Sorry, you lost me there. It clear that more resolution means less visible pixies. But there is a limit to that, because of the resolution of the human eye.


I read that "The eye can resolve two black lines on bright background separately if the distance between them (from center to center) is at least 0.05 millimetres (40 arc-seconds, considering 25cm of viewing distance).

Or in an other way: "In modern studies, like Curcio et al. (1990), acuity is measured in cycles per degree. Curcio et al. derived 77 cycles per degree, or 0.78 arc-minute/cycle. Again, you need an minimum of 2 pixels to define a cycle, so the pixel spacing is 0.78/2 = 0.39 arc-minute, close to the above numbers."

That results in 24 pixels per degree. So a HD-TV with 1920 horizontal resolution would have destinguishable pixels when it covers about 80° of our viewfield. For easy calculation let' say 90°. An object takes up 90° in our horizontal viewfield when it is at half the distance as its horizontal dimension. So a 50" monitor could have indistinguishable pixels when you sit 25" away from it.

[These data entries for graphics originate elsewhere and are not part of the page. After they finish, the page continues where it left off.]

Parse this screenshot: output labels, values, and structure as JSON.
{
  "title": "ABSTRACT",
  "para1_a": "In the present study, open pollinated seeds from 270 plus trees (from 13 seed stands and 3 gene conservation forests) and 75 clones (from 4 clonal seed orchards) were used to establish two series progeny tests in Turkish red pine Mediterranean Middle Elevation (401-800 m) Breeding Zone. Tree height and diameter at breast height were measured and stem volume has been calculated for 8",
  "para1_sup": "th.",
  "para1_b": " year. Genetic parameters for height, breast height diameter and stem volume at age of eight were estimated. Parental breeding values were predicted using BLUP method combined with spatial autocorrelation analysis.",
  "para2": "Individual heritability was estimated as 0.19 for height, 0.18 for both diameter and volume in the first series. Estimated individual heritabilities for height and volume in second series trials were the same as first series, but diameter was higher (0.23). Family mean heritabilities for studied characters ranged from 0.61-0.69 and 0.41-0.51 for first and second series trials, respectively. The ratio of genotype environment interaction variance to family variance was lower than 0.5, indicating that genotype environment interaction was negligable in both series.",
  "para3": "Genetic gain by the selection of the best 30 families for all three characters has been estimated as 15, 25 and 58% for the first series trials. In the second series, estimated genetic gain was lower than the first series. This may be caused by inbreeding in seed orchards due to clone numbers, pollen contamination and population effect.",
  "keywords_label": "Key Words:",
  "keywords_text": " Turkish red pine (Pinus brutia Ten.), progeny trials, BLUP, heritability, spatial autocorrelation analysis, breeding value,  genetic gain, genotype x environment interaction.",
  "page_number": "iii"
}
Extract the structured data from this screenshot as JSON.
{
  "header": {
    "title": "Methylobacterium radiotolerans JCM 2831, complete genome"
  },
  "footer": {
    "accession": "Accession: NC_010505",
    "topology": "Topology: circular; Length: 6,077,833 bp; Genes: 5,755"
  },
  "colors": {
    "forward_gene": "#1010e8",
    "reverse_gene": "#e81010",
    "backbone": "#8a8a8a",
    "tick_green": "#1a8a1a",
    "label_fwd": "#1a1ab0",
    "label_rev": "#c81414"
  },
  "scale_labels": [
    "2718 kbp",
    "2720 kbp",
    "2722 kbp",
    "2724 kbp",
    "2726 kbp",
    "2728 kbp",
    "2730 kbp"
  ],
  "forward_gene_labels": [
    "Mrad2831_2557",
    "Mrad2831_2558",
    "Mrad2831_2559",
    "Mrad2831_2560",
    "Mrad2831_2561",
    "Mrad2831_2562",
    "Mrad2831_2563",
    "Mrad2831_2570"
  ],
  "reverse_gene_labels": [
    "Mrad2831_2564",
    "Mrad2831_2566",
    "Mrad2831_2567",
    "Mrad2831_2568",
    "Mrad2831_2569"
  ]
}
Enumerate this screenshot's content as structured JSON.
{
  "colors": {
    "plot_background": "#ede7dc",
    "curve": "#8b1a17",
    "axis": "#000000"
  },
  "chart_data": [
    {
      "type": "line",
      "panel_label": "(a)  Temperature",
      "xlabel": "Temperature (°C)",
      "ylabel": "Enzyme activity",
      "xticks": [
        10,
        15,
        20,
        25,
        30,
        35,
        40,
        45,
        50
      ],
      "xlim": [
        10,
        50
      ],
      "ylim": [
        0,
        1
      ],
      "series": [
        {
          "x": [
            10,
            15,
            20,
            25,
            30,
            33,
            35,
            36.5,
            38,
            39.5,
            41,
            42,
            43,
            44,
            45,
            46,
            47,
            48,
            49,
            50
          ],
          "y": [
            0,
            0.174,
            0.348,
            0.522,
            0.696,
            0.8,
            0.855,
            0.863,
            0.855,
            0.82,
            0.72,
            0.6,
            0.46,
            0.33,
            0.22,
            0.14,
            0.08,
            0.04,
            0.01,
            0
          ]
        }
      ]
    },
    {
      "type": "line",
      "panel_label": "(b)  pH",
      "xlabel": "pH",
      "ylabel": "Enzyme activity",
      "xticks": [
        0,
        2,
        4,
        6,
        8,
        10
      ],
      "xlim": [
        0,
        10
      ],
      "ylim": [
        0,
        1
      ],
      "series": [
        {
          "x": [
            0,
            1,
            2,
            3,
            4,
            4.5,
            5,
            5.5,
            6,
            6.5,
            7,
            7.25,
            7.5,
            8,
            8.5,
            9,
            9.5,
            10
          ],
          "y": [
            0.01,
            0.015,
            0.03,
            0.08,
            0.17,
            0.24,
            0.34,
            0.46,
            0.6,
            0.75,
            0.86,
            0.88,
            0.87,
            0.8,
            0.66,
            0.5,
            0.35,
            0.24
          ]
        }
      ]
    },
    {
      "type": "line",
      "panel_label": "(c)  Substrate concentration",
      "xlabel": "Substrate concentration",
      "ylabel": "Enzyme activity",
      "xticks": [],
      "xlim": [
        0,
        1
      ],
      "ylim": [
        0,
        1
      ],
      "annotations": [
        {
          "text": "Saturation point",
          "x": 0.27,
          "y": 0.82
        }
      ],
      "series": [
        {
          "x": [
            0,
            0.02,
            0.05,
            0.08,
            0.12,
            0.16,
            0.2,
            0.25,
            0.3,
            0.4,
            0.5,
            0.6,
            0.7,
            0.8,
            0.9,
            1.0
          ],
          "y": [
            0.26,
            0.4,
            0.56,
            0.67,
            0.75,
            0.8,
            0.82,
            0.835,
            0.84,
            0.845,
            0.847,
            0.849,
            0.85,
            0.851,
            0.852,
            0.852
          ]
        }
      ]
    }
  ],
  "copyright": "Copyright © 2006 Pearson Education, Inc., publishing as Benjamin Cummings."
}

And that would be quite close if you think about it.

A 4k projection may even take up as much as 170° of our horizontal viewfield without a pixel been detected. Imagine how close that is in relation to the dimensions of the screen. Let's say 50" and it's there right on your nose.

Just a hypothesis... please correct me if my assumtions are wrong!


Edit: With a 4k 50" screen that would mean a distance of about 2 inch.
 
I would most certainly say that that is wrong.

I have a 52" 1080p display and can clearly see pixels from at least 6 feet away.

And the human eye can 'infer' detail thanks to the fact that our eyes are always moving. I can see an individual hair from 15 feet away. that's got to be FAR less than .39 arc minutes. Even if we can't distinguish detail our brains can infer that detail is present beyond even the capabilities of our eyes.